Birleşmiş Miletler uzmanları daha fazla sebze içeren bir beslenme tarzının iklim değişikliğiyle mücadeleye katkı verebileceğini söyledi.
Birleşmiş Milletler Hükümetlerarası İklim Değişikliği Paneli'nin (IPCC) toprak kullanımı ve iklim değişikliği üzerine hazırladığı raporda, Batı'daki yüksek et ve süt ürünleri tüketiminin iklim değişikliğini artırdığı uyarısı yer aldı.
Öte yandan raporu hazırlayan bilim insanları, topluma vejetaryen veya vegan olma çağrısında bulunmadı.
Uzmanlar, hayvancılığa ayrılan toprak ile üretilecek sebzelerin daha fazla kişiyi doyuracağını ortaya koydu.
107 bilim insanının hazırladığı rapora katkı sunan İngiltere'deki Aberdeen Üniversitesi'nden çevrebilimci Prof. Pete Smith, "İnsanlara et yemeyi bırakın demiyoruz. Bazı bölgelerde insanların et yemekten başka bir çaresi yok. Fakat Batı'da da çok fazla et yediğimiz aşikar" dedi.
Compassion in World Farmin adlı örgütten Peter Stevenson ise "Et tüketimini azaltmak iklim hedeflerine ulaşmak için çok önemli" diye konuştu.
IPCC raporunu hazırlayan uzmanlar üretilen gıdanın hem tüketicilere satış öncesinde hem de satış sonrasında israf edilmesinin önüne geçilecek adımlar atılması çağrısında bulundu.
Bu gıdaların bir kısmı muhtaç insanları doyurmak için yardım kuruluşlarına bağışlanabilirken diğer kısmı da hayvan yemi ollarak kullanılabiliyor.
Rapor İngiliz basınında: Çocuklarımızın hayatından yemeye devam mı edeceğiz?
Rapor İngiliz basınında da geniş yer buldu. The Times gazetesi başyazısında Albert Einstein'ın "Başka hiçbir şey, insan sağlığını ve dünyada canlıların hayatta kalma şansını, vejetaryen bir beslenmeye geçmek kadar artıramaz" sözünü hatırlattı.

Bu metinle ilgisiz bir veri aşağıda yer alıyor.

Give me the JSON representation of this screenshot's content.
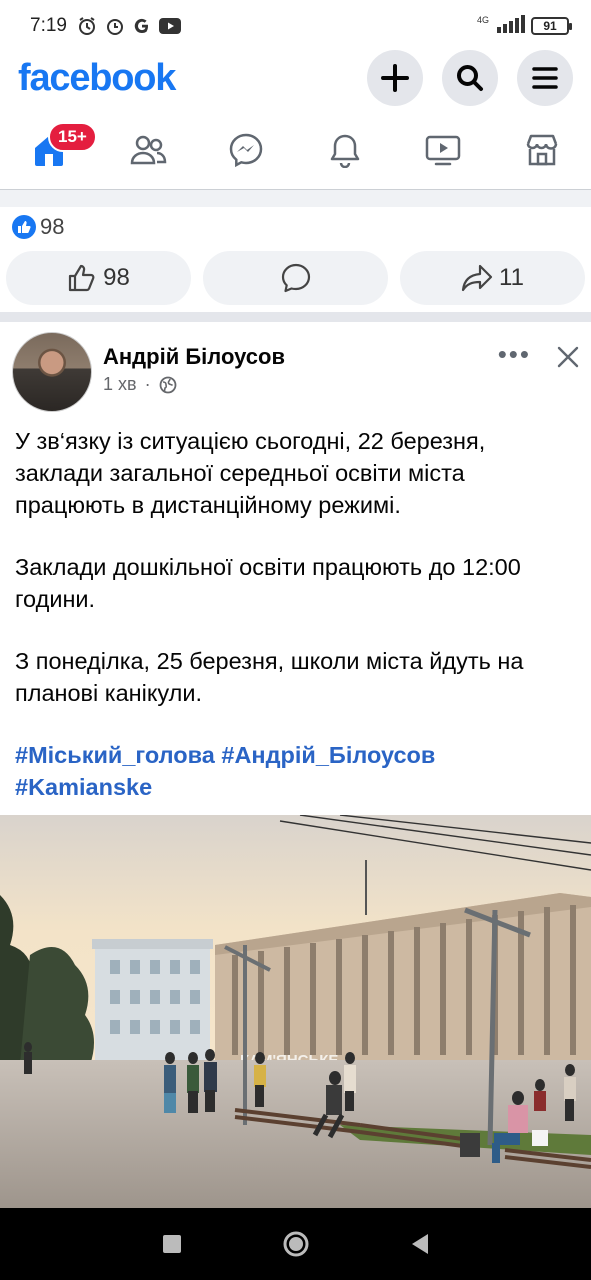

Times "Yaşadığımız bölgede yetişen mevsim sebzelerini yemek iyi bir başlangıç olabilir ama hepimiz sürdürülebilir bir şekilde yemeyi öğrenmeliyiz" ifadelerini kullandı.
Guardian köşe yazarı George Monbiot ise "tarım, madencilik ve petrol sektörlerini yeterince eleştirmediği" gerekçesiyle IPCC'nin hazırladığı rapor için "içler acısı" dedi.
Monbiot, hayvancılığa ayrılan toprakların tarıma ayrılması durumunda, hayvan yemi yetiştirmek için kullanılan toprakların da tarıma ayrılacağını ve böylece bugün kullanımda olan toprakların yüzde 76'sında tarım yapılabileceğini söyledi.
Raporu hazırlayanlardan bazıları tarım faaliyetlerini olabildiğince küçük bir alanda yoğunlaştırılmış bir şekilde yapıp bu sayede geri kalan toprağı doğaya terk etmeyi ve bu sayede daha fazla karbondioksit depolamayı öneriyor.
Diğerleri ise tarımı çevreyle daha uyumlu bir şekilde yapıp atmosfere daha az karbon salmanın daha doğru olacağını düşünüyor. Fakat bu öneri de daha fazla toprağa ihtiyaç duyduğu için doğaya daha az toprak bırakıyor.
Monbiot, ikinci önerinin kesinlikle daha zararlı olduğu görüşünde olduğunu savundu ve ekledi:
"Bilime bir bütün olarak baktığınızda bu şekilde yemeye devam edemeyeceğimizi görürsünüz.
"Şimdi bildiklerimiz ışığında harekete geçmeye hazır mıyız yoksa çocuklarımızın hayatından yemeye devam mı edeceğiz?"